8. Rising shoe prices
There are still several good running shoes available for $100 or less, but don’t expect prices to trend downward this year. Although many great performance-oriented trainers can be found in the $105 to $125 price range, Newton, Hoka One One and a few other brands have forever changed the spectrum with premium pricing—now there are dozens of models in the $130 to $175 price range. The higher cost of material, manufacturing and shipping are mostly to blame, but so too are the advanced features and designs. The ASICS MetaRun shoe—the most expensive running shoe ever—carries a price tag of $250.
9. Running retail changes
The best place to shop for running shoes and gear is at your local running specialty shop—and ideally one that is locally owned—because that’s typically where you’ll get the best service, local knowledge, and community interaction and support. But the retail industry is changing and those small stores that have been at the core of the sport for decades are struggling. Some of the best shops in the country are now owned by national chains more loyal to the bottom line and corporate shareholders than to the local running scene.
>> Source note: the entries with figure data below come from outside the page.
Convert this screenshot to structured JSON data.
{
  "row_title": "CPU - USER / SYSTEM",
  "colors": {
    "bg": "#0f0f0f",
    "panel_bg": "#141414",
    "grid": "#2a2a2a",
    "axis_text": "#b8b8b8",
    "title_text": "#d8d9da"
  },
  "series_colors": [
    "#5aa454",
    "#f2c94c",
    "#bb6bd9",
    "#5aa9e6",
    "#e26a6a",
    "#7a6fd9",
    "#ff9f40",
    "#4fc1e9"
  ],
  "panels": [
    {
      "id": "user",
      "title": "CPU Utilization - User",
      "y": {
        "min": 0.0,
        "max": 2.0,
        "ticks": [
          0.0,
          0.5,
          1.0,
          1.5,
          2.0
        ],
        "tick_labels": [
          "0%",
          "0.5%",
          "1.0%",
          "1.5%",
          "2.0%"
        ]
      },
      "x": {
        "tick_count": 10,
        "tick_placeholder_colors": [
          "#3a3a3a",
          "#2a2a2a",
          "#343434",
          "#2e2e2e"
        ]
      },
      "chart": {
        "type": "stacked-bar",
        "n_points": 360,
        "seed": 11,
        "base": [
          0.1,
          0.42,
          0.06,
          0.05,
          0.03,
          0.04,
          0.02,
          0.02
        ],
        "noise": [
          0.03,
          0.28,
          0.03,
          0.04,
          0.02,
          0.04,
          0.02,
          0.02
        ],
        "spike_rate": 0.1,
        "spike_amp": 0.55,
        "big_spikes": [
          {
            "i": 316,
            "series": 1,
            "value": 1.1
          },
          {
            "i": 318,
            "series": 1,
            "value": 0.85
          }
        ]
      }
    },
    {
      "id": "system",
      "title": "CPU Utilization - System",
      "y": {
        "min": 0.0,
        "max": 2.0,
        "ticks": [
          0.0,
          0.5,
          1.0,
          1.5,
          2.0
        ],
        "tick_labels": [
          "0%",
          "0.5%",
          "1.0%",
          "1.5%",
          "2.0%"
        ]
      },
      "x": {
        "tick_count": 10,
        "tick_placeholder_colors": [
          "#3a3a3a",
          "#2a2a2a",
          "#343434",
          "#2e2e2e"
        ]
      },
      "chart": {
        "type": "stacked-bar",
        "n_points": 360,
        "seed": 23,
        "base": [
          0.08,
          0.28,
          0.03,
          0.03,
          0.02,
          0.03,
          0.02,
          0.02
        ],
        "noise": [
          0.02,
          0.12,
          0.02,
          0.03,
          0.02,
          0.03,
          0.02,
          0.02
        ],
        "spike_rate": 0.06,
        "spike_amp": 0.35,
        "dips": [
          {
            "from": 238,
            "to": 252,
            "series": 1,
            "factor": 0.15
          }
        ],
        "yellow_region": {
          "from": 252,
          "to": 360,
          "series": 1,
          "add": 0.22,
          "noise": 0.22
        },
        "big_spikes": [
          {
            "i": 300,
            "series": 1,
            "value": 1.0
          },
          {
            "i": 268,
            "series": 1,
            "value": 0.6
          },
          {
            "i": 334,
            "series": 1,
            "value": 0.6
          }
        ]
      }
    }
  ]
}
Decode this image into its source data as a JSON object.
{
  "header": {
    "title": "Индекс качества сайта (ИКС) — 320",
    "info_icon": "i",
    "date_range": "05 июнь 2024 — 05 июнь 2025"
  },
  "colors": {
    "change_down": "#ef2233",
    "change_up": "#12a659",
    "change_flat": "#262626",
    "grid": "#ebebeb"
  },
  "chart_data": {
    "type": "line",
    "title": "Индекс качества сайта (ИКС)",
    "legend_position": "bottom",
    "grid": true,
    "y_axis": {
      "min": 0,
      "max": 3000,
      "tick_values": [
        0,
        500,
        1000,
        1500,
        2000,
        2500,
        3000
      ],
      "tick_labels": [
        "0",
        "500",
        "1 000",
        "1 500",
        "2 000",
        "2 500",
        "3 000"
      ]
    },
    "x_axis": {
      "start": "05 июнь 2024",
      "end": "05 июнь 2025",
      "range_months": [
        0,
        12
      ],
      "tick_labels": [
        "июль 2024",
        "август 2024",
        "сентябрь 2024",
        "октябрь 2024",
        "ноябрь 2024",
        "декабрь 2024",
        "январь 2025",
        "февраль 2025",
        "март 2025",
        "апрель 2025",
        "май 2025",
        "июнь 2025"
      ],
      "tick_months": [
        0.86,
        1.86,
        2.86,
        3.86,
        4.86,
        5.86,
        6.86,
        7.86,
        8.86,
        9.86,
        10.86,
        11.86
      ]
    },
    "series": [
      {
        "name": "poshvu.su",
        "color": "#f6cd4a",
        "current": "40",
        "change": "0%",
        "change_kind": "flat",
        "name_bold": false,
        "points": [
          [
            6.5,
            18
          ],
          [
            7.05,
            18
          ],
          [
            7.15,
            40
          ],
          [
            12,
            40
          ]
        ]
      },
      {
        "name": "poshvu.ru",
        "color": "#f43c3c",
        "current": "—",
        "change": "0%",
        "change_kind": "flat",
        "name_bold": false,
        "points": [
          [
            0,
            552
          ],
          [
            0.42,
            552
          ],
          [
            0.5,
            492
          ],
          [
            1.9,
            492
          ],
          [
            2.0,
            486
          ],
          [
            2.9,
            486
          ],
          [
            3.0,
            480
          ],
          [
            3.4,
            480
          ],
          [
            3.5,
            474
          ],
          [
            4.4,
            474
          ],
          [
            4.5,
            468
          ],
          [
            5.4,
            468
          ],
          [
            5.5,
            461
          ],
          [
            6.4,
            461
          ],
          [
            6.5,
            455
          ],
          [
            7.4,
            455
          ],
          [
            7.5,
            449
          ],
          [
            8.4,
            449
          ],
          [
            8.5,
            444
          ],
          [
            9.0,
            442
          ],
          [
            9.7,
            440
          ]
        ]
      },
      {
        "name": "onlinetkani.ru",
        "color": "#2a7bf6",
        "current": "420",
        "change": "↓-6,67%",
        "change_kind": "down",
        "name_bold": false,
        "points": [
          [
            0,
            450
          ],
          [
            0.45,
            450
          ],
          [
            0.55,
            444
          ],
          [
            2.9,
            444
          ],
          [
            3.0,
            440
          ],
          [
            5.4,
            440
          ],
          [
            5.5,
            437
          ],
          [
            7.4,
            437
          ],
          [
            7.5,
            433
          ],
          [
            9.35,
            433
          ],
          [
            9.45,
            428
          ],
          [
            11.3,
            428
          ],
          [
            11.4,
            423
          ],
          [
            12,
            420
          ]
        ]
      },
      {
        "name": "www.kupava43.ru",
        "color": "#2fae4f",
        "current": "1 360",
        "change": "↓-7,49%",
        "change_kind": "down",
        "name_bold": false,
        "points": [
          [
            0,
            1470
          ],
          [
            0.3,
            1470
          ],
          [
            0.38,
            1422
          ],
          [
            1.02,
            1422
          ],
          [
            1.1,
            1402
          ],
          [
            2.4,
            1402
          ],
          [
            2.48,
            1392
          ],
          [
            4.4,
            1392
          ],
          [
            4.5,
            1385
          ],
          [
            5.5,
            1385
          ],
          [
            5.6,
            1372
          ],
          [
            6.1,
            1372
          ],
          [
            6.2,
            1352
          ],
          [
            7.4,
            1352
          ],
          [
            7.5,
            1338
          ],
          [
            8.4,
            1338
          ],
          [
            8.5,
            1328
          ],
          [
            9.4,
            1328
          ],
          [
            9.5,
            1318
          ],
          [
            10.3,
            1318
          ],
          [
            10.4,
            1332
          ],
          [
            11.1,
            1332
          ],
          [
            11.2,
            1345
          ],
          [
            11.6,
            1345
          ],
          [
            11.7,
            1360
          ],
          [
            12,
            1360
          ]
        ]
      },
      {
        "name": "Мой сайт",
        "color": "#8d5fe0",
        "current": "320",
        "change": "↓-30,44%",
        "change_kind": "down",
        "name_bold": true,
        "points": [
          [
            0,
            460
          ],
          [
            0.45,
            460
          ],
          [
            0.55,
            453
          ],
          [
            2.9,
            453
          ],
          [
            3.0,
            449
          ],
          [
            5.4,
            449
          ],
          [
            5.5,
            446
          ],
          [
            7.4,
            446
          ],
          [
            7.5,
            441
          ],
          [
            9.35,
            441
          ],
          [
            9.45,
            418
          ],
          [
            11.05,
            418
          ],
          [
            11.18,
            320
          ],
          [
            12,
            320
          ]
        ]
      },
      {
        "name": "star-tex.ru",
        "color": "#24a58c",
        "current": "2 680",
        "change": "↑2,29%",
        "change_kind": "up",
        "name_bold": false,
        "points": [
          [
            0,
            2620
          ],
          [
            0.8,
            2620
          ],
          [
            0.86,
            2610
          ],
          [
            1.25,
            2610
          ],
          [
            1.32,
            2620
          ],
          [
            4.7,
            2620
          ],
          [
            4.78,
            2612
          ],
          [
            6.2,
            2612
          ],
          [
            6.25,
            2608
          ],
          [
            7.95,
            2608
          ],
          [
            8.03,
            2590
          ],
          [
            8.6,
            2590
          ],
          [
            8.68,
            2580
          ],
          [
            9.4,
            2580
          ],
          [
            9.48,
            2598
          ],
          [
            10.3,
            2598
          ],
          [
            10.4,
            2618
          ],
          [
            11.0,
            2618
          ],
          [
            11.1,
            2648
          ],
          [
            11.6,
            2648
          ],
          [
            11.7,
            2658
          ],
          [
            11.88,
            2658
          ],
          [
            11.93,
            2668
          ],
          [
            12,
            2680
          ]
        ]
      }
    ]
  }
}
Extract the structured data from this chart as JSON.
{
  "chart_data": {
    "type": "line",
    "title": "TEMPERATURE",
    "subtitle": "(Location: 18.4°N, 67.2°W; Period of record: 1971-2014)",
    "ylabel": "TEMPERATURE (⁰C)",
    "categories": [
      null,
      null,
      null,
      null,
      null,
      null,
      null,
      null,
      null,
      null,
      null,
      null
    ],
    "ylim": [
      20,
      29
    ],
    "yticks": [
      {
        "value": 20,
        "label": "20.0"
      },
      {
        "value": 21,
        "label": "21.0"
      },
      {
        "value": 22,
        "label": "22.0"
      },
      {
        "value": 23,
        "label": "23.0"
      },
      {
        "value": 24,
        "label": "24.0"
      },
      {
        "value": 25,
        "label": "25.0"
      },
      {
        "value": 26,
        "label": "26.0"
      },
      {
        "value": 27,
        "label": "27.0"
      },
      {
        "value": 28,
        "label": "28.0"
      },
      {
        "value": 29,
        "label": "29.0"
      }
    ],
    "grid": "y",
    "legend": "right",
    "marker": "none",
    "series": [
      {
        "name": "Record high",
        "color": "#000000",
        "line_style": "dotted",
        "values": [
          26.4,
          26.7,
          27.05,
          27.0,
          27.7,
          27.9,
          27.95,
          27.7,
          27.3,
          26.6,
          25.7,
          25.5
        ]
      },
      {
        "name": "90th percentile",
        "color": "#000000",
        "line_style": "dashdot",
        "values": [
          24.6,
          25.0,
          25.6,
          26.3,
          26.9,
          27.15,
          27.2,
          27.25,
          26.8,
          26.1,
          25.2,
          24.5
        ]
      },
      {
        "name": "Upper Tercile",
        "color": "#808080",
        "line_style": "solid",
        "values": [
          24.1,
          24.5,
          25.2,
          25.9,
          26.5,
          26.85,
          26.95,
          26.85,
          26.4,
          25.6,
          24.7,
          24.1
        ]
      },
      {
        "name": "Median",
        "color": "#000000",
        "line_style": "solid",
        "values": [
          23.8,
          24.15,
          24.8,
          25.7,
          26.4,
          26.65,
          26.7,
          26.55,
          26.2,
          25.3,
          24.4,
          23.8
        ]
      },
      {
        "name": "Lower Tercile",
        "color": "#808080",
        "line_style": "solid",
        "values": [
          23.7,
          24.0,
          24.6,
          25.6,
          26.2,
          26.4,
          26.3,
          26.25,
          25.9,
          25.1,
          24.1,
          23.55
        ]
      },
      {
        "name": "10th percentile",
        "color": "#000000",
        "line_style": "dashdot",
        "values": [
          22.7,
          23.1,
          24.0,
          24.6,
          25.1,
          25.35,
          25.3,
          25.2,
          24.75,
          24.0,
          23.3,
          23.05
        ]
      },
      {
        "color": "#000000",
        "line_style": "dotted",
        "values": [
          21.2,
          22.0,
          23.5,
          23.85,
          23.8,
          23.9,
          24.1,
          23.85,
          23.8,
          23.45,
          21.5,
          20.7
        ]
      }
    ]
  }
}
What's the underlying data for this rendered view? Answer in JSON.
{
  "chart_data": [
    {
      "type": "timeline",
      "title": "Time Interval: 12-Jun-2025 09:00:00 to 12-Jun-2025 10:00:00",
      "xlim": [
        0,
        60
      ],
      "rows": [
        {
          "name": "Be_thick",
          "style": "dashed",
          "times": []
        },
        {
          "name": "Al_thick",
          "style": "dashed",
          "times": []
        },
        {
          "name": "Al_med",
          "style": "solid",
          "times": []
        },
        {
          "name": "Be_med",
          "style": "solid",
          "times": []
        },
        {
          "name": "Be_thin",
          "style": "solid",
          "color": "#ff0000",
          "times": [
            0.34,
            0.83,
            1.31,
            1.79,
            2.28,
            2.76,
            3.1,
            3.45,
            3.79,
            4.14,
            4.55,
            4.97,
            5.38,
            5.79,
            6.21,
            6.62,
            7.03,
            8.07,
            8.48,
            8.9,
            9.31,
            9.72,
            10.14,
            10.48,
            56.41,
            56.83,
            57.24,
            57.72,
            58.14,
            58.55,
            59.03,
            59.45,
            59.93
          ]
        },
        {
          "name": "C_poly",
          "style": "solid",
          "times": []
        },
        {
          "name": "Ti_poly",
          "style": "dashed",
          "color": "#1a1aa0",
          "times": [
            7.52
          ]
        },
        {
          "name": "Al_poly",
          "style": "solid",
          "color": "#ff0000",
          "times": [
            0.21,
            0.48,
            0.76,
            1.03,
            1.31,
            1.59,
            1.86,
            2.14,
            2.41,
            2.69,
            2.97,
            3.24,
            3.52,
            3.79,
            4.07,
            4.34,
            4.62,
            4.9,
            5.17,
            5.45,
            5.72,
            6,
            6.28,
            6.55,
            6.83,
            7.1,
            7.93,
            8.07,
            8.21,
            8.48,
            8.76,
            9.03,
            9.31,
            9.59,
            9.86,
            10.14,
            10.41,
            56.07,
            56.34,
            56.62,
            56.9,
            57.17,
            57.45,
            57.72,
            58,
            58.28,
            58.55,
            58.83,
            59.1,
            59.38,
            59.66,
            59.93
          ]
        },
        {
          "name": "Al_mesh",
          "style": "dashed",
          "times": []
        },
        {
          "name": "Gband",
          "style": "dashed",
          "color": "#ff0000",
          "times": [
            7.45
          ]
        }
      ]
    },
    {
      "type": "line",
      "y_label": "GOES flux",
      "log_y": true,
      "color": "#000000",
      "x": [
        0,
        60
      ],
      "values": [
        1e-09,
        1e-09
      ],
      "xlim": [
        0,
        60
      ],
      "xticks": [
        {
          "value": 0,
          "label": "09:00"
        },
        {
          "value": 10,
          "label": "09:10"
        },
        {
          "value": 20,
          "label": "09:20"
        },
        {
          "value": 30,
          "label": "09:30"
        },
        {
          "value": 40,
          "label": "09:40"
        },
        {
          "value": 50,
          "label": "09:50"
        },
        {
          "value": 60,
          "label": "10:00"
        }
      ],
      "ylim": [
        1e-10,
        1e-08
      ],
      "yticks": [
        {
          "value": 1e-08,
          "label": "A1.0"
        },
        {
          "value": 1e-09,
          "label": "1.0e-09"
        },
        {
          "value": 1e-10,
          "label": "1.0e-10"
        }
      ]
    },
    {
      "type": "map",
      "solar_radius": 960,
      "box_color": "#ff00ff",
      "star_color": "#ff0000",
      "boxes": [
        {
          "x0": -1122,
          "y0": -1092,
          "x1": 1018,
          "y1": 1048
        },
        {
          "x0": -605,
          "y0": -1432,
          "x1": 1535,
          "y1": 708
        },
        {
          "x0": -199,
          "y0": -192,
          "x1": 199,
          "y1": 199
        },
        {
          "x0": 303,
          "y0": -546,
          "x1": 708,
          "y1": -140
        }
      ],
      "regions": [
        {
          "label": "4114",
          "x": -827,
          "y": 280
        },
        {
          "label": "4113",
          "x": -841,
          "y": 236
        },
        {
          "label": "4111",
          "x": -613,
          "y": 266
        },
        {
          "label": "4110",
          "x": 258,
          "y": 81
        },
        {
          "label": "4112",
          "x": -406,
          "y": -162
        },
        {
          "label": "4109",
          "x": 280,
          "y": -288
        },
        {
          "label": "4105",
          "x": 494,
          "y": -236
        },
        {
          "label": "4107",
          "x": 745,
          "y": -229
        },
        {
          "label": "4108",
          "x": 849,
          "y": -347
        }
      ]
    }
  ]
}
Plus, there are dozens of online stores selling closeout models at big discounts. Support your local shops this year as a treasure of your local running community.
10. Running is fun
This should seem like a no-brainer, but this should also always be the single greatest trend in running. For some it means hammering hard track workouts in pursuit of faster race times or going on grueling all-day adventure runs to train for an ultra race or to achieve personal FKTs out on the trails. For others it means wearing a tutu and doing your best to merely reach the finish line of a half marathon, or showing up for a 5K group run after a long workday to blow off some steam and enjoy a happy hour beer with friends. To each their own! No matter how you do it, make sure you’re having fun when you’re out there putting one leg in front of the other.